A 77-year-old man who had undergone extended right hepatectomy for HCC was diagnosed with early disease recurrence with a small nodule compatible with HCC in the Sg4b segment of the liver with a subcapsular location. He was treated with percutaneous RFA and a few week later he was urgently admitted to the Surgery ward for abdominal pain and fever. A subcutaneous abscess was diagnosed and treated by percutaneous drainage. A fistulous tract was then documented by the passage of contrast material from the gastric antrum to the abdominal wall. The oesophagogastroduodenoscopy confirmed a circular wall defect at the lesser curvature of gastric antrum, leading directly to the purulent abdominal collection. An over-the-scope clip (OTSC) was used to successfully close the defect
This is the first reported case of RFA-related GIT injury to have been successfully treated with an OTSC, which highlights the role of this endoscopic treatment for the management of this complication.

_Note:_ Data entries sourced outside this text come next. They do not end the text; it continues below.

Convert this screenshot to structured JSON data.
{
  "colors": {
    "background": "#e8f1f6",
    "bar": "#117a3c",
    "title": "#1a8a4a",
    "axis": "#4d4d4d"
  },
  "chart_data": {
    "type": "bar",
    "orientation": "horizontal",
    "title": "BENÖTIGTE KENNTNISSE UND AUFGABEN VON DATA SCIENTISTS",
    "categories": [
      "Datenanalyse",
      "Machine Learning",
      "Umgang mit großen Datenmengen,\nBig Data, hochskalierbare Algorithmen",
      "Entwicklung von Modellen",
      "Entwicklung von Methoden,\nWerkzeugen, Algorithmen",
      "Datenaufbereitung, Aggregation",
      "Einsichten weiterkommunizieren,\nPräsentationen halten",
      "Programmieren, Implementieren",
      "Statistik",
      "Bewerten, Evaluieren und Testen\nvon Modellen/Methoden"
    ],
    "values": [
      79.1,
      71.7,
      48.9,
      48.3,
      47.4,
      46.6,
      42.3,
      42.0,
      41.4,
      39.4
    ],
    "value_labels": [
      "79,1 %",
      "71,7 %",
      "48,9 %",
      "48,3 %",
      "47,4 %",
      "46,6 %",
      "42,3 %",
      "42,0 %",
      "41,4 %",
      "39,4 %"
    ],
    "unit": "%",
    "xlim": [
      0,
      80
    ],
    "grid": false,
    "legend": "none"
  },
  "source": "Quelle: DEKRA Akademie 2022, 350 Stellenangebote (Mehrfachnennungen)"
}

Core Tip: Thermal ablative therapies have a key role in the treatment algorithm for hepatocellular carcinoma, and besides their efficacy and tolerability, several studies have proven their overall safety. Nevertheless, albeit rarely, a number of complications have been reported and awareness is crucial to proposing the best treatment for each patient. We report the unusual case of a gastric perforation that was treated in our division and how it was managed with an endoscopic over-the-scope clip for the first time. The literature review aims to discuss the most relevant published data on gastrointestinal tract injuries after thermal ablation therapies.